En Nicaragua se ha perdido mucho más que una elección. Ya trascendió la importancia de ejercer el voto y decidir así quién gobernará nuestras ciudades. Es mucho más que decidir quién gobernará tu municipio los próximos cuatro años.

En Nicaragua se está perdiendo la libertad. Libertad de discernir, libertad de cuestionar, libertad de pensamiento, libertad de expresión. Pero mucho peor que perder esas libertades, la libertad de elegir nos está siendo eliminada. De repente, nuestra voz ya no tiene ningún valor. La decisión de cientos de miles de nicaragüenses de acudir a las urnas esta pasado 9 de Noviembre está siendo manoseada por individuos con intereses privados. La voluntad popular vale menos que la voluntad individual. Finalmente queda claro que el pueblo nunca ha sido presidente, el pueblo no vale, el pueblo solo sirve para legitimar decisiones que no fueron consultadas, y cuyos objetivos se alinean a la perfección con los intereses de unos pocos.

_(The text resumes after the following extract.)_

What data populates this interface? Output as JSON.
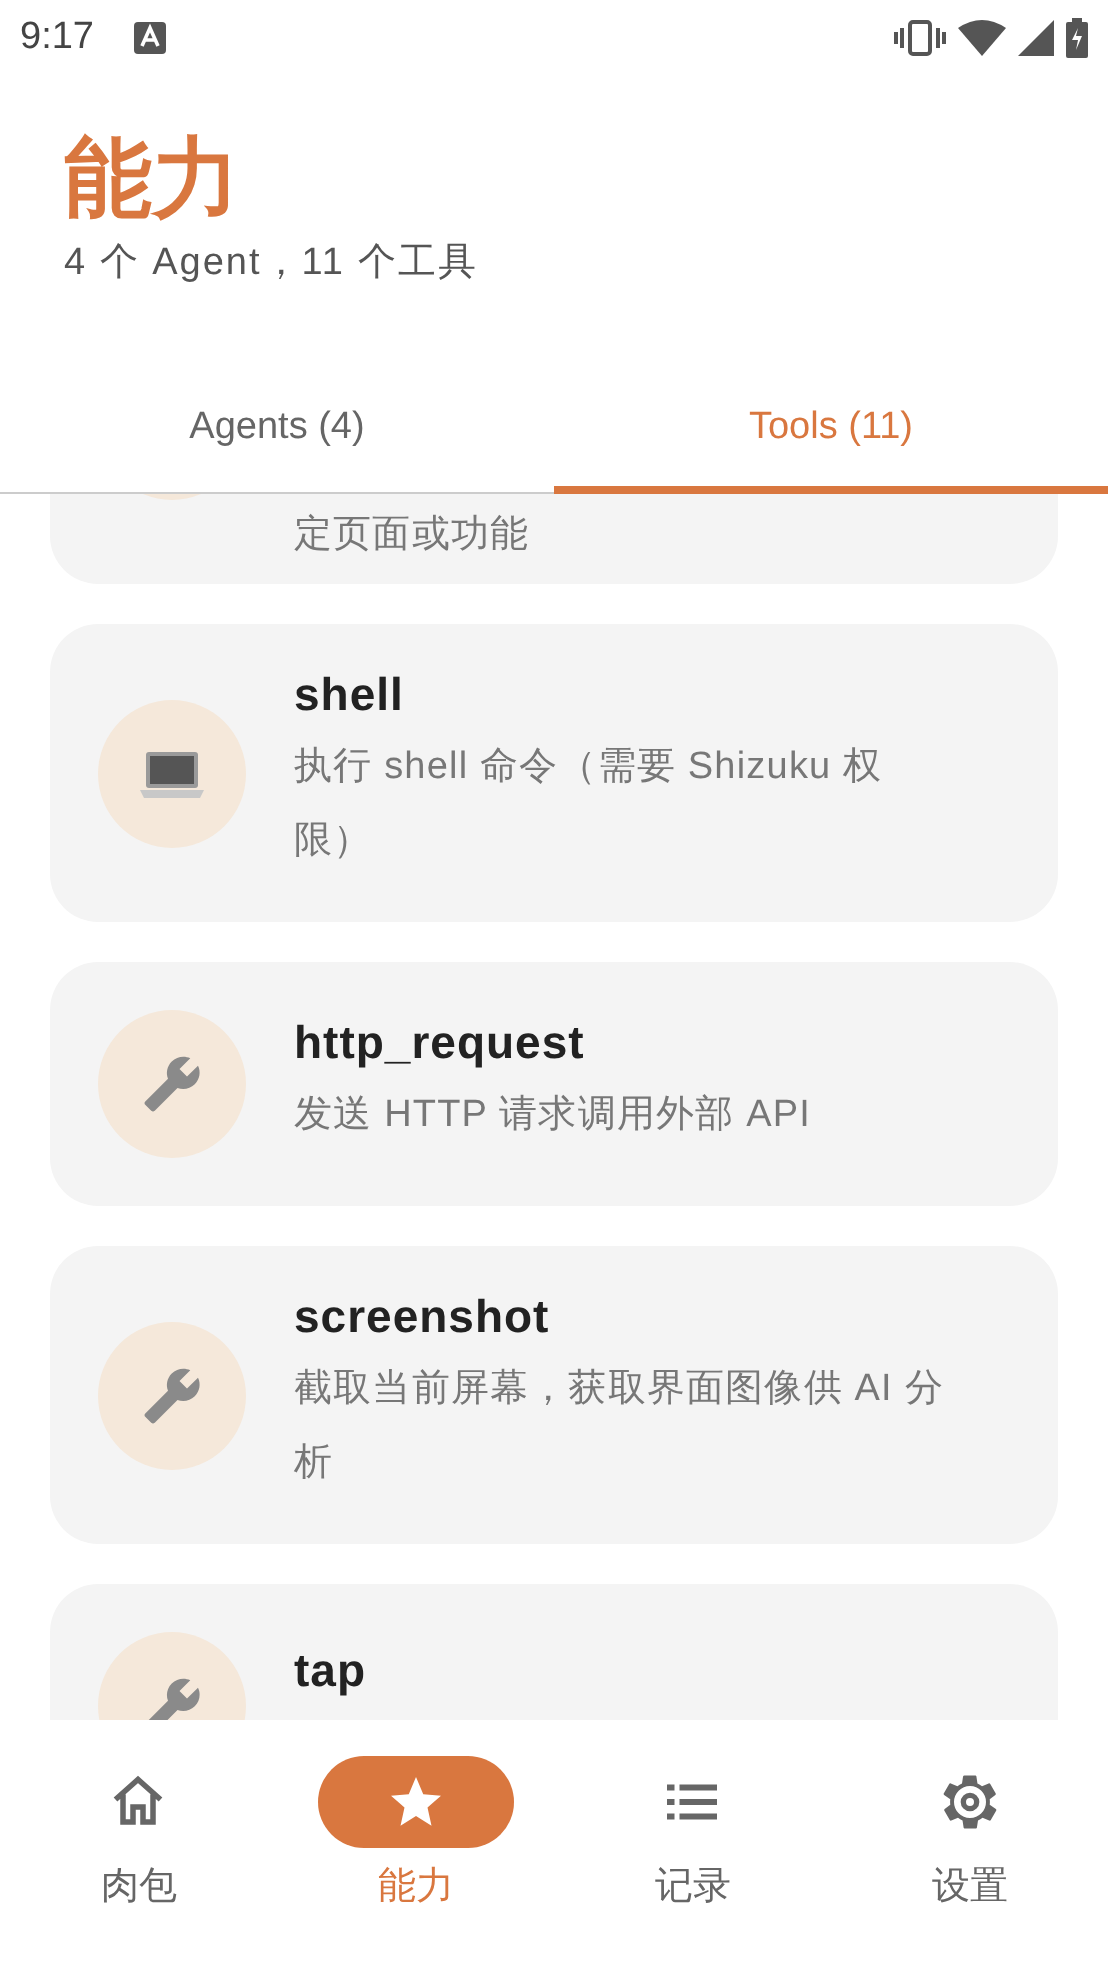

Se ha perdido en Nicaragua la vergüenza, si es que alguna vez existió. El descaro de las autoridades para con la población no tiene precedentes. Primero ocultan las cifras de la “cooperación venezolana” aduciendo que no es deuda pública, que es dinero privado. Pero por extrañas triangulaciones sacan dinero del presupuesto general de la república para pagar deudas privadas aduciendo que es por la inversión pública. Inversión pública que favorece a los amigos del frente, y que solo a través de afiliaciones partidarias se pueden hacer efectivas. Y ahora, las autoridades del CSE ocultan los resultados de las elecciones municipales. No permiten la observación electoral. Del exterior porque sería injerencismo, y de los nacionales porque criticaron las actuaciones del CSE.

En Nicaragua se ha perdido la tolerancia. Principio y fin de todos los valores, la tolerancia es aceptar que no somos iguales, y que debemos respetar el derecho de los demás a pensar diferente, a ser diferentes. Se promueve en Nicaragua un odio de clases que no es. Los pobres son los del Frente, y todos los que se oponen al Frente Sandinista son ricos, burgueses, oligarcas. Ni todos los Sandinistas son pobres, ni todos los no Sandinistas son ricos. Aquí somos nicaragüenses, que compartimos un país, un idioma, una historia, una cultura, un sueño, una esperanza. No es una lucha entre clases, es una lucha contra la pobreza, el desempleo, la falta de oportunidades, la ignorancia.

Estamos perdiendo derechos humanos, estamos perdiendo valores humanos. La Nicaragua que soñamos se ve cada día más lejos, porque en lugar de paz, reconciliación y amor, estamos caminando hacia el odio, irrespeto, intolerancia, división. Las elecciones municipales están abriendo heridas que no deberían abrirse nunca. Mientras el pueblo se ataca y se denigra física y psicológicamente, los políticos están negociando en la misma mesa, utilizando la voluntad popular como fichas de un juego de ajedrez.

El Futuro, en Nicaragua se está perdiendo el Futuro

El autor es estudiante del último año de Economía en la Universidad Centroamericana, UCA.